The correct NPV formula closer to what you reported is:
NPV = -Initial Investment + (FCF/Discount Rate)
Where FCF= Free cash flow of the project generated in one year (I guess that’s what you mean by Future Value of Money). Note that this formula assumes that (i) every year you will generate the same FCF and (ii) you will generate FCF forever with that project.
2) RULE OF 72
With the Rule of 72 you can calculate the time to double for a variable. The formula is:
Time to double = 72/r
Where r=discount rate*100 (so if the discount rate is say 15%, r=15).

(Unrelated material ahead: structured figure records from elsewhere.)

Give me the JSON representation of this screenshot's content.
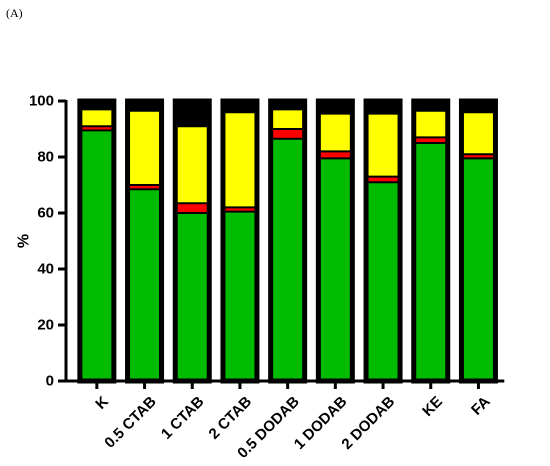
{
  "panel_label": "(A)",
  "chart_data": {
    "type": "bar",
    "stacked": true,
    "title": "",
    "xlabel": "",
    "ylabel": "%",
    "ylim": [
      0,
      100
    ],
    "yticks": [
      0,
      20,
      40,
      60,
      80,
      100
    ],
    "grid": false,
    "legend": "none",
    "categories": [
      "K",
      "0.5 CTAB",
      "1 CTAB",
      "2 CTAB",
      "0.5 DODAB",
      "1 DODAB",
      "2 DODAB",
      "KE",
      "FA"
    ],
    "series": [
      {
        "color": "#00bb00",
        "values": [
          89.5,
          68.5,
          60,
          60.5,
          86.5,
          79.5,
          71,
          85,
          79.5
        ]
      },
      {
        "color": "#ff0000",
        "values": [
          1.5,
          1.5,
          3.5,
          1.5,
          3.5,
          2.5,
          2,
          2,
          1.5
        ]
      },
      {
        "color": "#ffff00",
        "values": [
          6,
          26.5,
          27.5,
          34,
          7,
          13.5,
          22.5,
          9.5,
          15
        ]
      },
      {
        "color": "#000000",
        "values": [
          3,
          3.5,
          9,
          4,
          3,
          4.5,
          4.5,
          3.5,
          4
        ]
      }
    ]
  }
}
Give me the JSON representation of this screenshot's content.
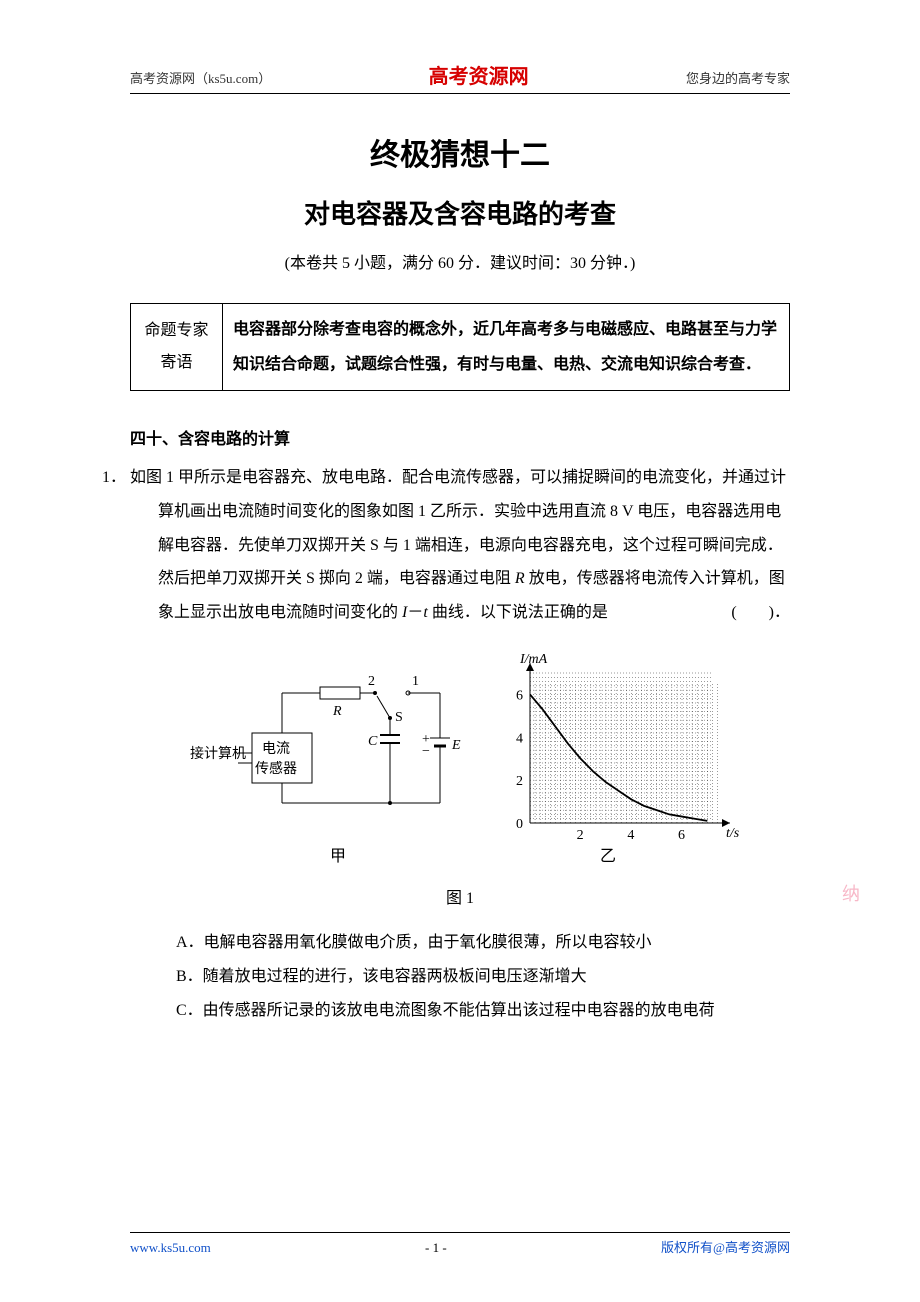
{
  "header": {
    "left": "高考资源网（ks5u.com）",
    "center": "高考资源网",
    "right": "您身边的高考专家"
  },
  "titles": {
    "main": "终极猜想十二",
    "sub": "对电容器及含容电路的考查",
    "exam_info": "(本卷共 5 小题，满分 60 分．建议时间：30 分钟．)"
  },
  "advice": {
    "label_line1": "命题专家",
    "label_line2": "寄语",
    "body": "电容器部分除考查电容的概念外，近几年高考多与电磁感应、电路甚至与力学知识结合命题，试题综合性强，有时与电量、电热、交流电知识综合考查．"
  },
  "section_title": "四十、含容电路的计算",
  "question1": {
    "num": "1．",
    "text_1": "如图 1 甲所示是电容器充、放电电路．配合电流传感器，可以捕捉瞬间的电流变化，并通过计算机画出电流随时间变化的图象如图 1 乙所示．实验中选用直流 8 V 电压，电容器选用电解电容器．先使单刀双掷开关 S 与 1 端相连，电源向电容器充电，这个过程可瞬间完成．然后把单刀双掷开关 S 掷向 2 端，电容器通过电阻 ",
    "text_R": "R",
    "text_2": " 放电，传感器将电流传入计算机，图象上显示出放电电流随时间变化的 ",
    "text_I": "I",
    "text_dash": "－",
    "text_t": "t",
    "text_3": " 曲线．以下说法正确的是",
    "paren": "(　　)．"
  },
  "figure": {
    "circuit": {
      "label_jie": "接计算机",
      "label_sensor1": "电流",
      "label_sensor2": "传感器",
      "label_R": "R",
      "label_2": "2",
      "label_1": "1",
      "label_S": "S",
      "label_C": "C",
      "label_plus": "+",
      "label_minus": "−",
      "label_E": "E",
      "sub_caption": "甲",
      "line_color": "#000000",
      "fill_color": "#ffffff"
    },
    "chart": {
      "type": "line",
      "y_label": "I/mA",
      "x_label": "t/s",
      "y_ticks": [
        "0",
        "2",
        "4",
        "6"
      ],
      "x_ticks": [
        "2",
        "4",
        "6"
      ],
      "ylim": [
        0,
        7
      ],
      "xlim": [
        0,
        7.5
      ],
      "grid_minor": true,
      "grid_color": "#000000",
      "curve_color": "#000000",
      "background_color": "#ffffff",
      "sub_caption": "乙",
      "data_points": [
        {
          "t": 0.0,
          "I": 6.0
        },
        {
          "t": 0.5,
          "I": 5.3
        },
        {
          "t": 1.0,
          "I": 4.5
        },
        {
          "t": 1.5,
          "I": 3.7
        },
        {
          "t": 2.0,
          "I": 3.0
        },
        {
          "t": 2.5,
          "I": 2.4
        },
        {
          "t": 3.0,
          "I": 1.9
        },
        {
          "t": 3.5,
          "I": 1.5
        },
        {
          "t": 4.0,
          "I": 1.1
        },
        {
          "t": 4.5,
          "I": 0.8
        },
        {
          "t": 5.0,
          "I": 0.6
        },
        {
          "t": 5.5,
          "I": 0.4
        },
        {
          "t": 6.0,
          "I": 0.3
        },
        {
          "t": 6.5,
          "I": 0.2
        },
        {
          "t": 7.0,
          "I": 0.1
        }
      ]
    },
    "caption": "图 1"
  },
  "options": {
    "A": "A．电解电容器用氧化膜做电介质，由于氧化膜很薄，所以电容较小",
    "B": "B．随着放电过程的进行，该电容器两极板间电压逐渐增大",
    "C": "C．由传感器所记录的该放电电流图象不能估算出该过程中电容器的放电电荷"
  },
  "footer": {
    "left": "www.ks5u.com",
    "center": "- 1 -",
    "right": "版权所有@高考资源网"
  },
  "watermark": "纳"
}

From a theoretical point of view, the discount rate is normally approximated with the WACC of the company (Weighted Average Cost of Capital), which can be computed as follows:
WACC = Re x E/V + Rd x (1 - corporate tax rate) x D/V.
Re= Cost of Equity
Rd= Cost of Debt
V= Total Value (E+D)
In practical terms, this is normally assumed to be 5% or 10% for simplicity in a case.
4) CASE QUESTION
I guess what they meant was that profits, not revenues, are going to be received in 6 years.
Given the WACC is 12%, if you apply the rule of 72 using the WACC as the discount rate, you will find that the returns of the project will double indeed in exactly 6 years (72/12=6 – see formula above).
So this means that if you have X in year zero and grow by 12% per year, this will be worth 2X in 6 years. Given in this case you have 354M in 6 years, 354M = 2X, so X (value today of that return) is 177M.